Desastres como o de Minamata e problemas como os de Sepetiba podem ocorrer em outras regiões do Brasil. Segundo Jean Remy Guimarães, professor do IBCCF, os nossos estudos sobre metais pesados se concentraram na região amazônica, onde avaliamos os impactos de atividades garimpeiras sobre os níveis ambientais e humanos de mercúrio e as transformações que este elemento sofre no ambiente aquático.

Os pesquisadores da UFRJ documentam também o aumento da concentração de mercúrio em peixes em represas da região e seu decréscimo ao longo do amadurecimento das represas. O mercúrio em particular ilustra a complexidade dos ciclos de metais pesados, já que há emissão desse material pelos garimpos, mas ele também está presente em elevadas concentrações nos solos, e é levado aos rios pela erosão que o homem acelera ao explorar a região.

Embora os metais pesados estejam concentrados em todo o meio ambiente, é sua presença na água que provoca mais problemas aos homens. É por isso que o governo se preocupa em estabelecer regras de tratamento da água a se tornar potável, de forma a reduzir a concentração dos metais pesados. Como grande parte desses metais fica concentrada no fundo do mar, torna-se importante a análise dos sedimentos, através dos quais é possível coletar informações sobre a origem da poluição. Tão importante quanto a limpeza da água em si, para a saúde da população, é saber a origem do problema.

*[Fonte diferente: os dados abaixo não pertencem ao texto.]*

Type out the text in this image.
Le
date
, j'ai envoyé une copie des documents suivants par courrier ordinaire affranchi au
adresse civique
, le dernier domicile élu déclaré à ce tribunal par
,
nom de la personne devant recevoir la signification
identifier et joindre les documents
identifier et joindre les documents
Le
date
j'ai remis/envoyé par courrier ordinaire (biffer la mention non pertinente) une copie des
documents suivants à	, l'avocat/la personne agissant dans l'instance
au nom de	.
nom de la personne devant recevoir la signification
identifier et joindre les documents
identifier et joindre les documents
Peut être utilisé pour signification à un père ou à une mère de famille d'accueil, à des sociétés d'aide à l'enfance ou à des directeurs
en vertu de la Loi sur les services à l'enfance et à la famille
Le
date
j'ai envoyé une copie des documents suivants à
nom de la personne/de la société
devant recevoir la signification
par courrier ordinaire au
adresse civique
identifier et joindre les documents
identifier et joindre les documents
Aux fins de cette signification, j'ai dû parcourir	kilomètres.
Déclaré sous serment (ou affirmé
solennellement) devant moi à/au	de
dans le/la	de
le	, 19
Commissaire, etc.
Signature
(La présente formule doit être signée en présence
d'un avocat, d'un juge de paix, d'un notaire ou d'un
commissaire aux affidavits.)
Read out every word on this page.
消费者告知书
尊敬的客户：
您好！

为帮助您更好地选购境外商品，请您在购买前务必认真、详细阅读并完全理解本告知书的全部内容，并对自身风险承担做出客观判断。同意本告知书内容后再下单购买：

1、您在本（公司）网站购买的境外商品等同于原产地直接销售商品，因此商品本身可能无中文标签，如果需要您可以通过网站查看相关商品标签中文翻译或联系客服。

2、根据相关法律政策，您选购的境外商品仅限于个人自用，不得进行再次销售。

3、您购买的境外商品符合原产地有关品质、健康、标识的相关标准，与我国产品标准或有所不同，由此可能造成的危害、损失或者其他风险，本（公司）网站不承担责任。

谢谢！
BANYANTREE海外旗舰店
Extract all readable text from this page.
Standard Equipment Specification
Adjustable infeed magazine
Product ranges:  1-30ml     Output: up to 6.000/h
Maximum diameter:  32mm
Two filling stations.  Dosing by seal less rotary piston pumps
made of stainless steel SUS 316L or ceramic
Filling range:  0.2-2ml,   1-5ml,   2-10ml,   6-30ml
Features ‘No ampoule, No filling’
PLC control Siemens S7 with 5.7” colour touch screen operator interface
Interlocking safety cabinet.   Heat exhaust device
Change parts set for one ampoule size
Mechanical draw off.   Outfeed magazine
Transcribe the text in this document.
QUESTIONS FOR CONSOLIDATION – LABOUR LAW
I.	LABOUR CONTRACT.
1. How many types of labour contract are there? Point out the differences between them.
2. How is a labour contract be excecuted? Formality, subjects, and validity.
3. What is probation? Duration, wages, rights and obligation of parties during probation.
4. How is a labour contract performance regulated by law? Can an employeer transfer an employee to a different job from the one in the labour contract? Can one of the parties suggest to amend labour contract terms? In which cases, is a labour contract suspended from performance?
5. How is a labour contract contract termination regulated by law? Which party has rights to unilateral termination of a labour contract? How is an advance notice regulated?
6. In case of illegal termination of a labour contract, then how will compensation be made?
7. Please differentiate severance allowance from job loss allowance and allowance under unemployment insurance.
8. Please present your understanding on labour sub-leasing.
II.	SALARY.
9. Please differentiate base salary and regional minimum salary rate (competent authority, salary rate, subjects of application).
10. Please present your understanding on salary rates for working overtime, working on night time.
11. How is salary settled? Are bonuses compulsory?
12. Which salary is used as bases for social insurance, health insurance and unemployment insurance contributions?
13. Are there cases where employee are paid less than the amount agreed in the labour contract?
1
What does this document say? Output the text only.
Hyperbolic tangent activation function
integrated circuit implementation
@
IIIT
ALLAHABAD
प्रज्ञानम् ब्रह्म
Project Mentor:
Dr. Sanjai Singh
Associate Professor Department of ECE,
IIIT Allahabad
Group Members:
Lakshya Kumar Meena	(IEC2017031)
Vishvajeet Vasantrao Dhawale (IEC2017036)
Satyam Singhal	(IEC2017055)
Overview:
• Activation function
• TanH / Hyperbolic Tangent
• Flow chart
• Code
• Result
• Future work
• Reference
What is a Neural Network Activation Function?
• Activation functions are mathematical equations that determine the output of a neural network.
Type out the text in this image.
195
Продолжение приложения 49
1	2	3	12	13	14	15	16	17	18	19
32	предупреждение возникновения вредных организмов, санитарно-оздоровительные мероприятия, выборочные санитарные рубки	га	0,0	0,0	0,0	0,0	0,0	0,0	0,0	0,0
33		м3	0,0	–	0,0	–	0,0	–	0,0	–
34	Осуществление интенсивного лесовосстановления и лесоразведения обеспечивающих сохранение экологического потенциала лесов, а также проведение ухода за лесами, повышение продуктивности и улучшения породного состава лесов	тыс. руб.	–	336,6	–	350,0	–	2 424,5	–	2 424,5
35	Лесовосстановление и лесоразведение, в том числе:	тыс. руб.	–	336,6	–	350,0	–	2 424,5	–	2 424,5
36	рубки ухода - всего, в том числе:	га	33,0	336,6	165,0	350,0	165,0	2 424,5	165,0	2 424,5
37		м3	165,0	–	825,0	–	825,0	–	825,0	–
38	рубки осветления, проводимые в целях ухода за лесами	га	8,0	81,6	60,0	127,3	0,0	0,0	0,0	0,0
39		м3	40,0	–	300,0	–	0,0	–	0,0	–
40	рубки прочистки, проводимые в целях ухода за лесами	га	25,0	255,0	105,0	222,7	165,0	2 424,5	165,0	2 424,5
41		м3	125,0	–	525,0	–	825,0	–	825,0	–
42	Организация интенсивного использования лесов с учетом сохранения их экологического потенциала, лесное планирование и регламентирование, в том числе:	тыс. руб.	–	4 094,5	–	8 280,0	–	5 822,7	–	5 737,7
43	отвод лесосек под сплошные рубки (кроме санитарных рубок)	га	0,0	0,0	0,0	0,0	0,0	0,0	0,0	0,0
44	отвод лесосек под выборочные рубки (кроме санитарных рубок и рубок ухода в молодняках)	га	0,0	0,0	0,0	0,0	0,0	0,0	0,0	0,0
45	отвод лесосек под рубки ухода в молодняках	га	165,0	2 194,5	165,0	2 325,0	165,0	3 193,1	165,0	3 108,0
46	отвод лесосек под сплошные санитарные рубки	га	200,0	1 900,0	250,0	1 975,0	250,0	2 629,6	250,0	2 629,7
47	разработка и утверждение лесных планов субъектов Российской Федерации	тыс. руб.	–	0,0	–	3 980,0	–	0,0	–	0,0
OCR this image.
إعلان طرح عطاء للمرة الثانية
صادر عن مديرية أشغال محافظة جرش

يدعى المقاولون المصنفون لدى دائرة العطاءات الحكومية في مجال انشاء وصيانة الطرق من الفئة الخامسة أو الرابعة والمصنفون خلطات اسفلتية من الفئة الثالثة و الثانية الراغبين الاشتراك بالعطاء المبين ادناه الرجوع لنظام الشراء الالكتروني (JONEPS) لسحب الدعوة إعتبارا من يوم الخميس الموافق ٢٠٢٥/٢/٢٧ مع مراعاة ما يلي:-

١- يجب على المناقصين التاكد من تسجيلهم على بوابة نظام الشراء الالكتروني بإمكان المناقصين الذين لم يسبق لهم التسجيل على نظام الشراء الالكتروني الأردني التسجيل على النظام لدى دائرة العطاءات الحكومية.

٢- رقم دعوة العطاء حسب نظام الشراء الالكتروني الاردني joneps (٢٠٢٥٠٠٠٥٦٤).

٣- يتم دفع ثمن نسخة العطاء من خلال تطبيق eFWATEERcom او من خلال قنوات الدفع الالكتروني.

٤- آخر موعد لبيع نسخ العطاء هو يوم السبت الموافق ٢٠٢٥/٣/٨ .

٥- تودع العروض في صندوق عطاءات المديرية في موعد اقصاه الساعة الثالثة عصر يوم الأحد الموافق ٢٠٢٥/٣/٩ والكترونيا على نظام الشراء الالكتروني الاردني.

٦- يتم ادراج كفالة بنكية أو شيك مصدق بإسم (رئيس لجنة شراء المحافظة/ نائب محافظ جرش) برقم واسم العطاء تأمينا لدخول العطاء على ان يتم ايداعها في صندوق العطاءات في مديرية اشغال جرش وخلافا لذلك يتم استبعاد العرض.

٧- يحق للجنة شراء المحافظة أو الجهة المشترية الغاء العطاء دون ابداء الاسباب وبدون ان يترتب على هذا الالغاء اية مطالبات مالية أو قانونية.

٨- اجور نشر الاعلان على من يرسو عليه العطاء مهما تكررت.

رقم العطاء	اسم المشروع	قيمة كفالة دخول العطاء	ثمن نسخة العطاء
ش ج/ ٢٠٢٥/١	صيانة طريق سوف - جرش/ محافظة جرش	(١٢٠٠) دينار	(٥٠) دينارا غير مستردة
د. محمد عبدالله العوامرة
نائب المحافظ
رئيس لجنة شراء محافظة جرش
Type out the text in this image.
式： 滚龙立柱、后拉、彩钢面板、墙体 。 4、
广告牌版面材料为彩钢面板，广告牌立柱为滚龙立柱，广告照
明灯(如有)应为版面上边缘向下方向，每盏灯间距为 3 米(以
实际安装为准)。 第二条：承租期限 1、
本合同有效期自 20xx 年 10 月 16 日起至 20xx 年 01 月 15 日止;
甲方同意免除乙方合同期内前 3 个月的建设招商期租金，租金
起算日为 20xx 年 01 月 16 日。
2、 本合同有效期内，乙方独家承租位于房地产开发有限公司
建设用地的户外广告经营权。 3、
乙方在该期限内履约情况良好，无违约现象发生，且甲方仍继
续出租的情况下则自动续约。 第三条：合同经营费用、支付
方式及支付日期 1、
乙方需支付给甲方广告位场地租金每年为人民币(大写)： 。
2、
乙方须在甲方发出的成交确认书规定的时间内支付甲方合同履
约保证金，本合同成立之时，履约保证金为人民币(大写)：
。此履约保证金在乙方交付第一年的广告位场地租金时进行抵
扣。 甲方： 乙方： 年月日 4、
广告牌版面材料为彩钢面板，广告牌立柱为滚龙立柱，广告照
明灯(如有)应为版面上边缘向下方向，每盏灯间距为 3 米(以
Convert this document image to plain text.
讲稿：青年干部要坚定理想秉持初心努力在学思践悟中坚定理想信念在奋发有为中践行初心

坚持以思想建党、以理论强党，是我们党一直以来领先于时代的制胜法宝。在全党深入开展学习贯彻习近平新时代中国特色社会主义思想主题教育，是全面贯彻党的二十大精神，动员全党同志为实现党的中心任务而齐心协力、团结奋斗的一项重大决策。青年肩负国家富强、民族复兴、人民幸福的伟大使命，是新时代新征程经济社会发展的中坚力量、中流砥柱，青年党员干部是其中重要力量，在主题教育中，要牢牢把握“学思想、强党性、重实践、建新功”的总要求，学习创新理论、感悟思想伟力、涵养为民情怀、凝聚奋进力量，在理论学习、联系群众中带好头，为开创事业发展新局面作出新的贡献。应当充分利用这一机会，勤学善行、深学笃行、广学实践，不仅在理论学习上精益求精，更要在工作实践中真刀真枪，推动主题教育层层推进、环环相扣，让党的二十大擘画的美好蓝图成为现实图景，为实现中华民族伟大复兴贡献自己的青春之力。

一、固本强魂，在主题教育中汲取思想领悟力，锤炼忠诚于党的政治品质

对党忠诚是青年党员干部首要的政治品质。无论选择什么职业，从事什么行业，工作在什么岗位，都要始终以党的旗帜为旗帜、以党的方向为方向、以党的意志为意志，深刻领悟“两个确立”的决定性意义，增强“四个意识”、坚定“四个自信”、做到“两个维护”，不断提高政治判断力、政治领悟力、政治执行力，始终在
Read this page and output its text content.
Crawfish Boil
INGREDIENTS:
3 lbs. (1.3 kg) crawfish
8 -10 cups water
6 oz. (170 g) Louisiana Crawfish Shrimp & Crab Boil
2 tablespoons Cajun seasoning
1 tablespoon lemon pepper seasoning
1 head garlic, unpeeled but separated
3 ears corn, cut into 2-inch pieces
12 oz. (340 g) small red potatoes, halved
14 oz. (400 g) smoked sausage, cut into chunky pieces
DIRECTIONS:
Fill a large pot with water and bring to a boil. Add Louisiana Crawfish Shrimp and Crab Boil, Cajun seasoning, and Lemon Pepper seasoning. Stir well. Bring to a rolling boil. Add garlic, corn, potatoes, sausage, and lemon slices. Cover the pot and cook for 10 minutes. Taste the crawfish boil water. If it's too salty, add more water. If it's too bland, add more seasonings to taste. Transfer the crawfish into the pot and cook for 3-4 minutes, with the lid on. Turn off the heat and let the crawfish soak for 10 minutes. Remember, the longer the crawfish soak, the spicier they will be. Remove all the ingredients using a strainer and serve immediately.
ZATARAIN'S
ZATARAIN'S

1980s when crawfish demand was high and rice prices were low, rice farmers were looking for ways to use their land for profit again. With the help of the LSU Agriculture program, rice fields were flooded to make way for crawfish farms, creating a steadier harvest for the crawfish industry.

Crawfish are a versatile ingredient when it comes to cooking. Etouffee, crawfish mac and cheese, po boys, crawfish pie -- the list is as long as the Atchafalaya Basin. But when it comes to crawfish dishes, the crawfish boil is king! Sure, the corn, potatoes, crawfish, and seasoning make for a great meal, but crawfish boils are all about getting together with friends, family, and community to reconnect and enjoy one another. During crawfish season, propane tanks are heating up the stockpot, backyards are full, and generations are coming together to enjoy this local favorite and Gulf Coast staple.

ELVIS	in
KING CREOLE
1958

Para o professor Jean Guimarães, há crescente preocupação com a contaminação ambiental por metais pesados, mas falta multidisciplinaridade na abordagem do problema. Estamos expostos a diversos poluentes ao mesmo tempo, entretanto seu controle exige analises caras e demoradas, e a analise de seus efeitos combinados na saúde humana é um desafio. Há normas, regulamentos e limites, mas falta infra-estrutura para o controle e monitoramento, diante do crescimento exponencial.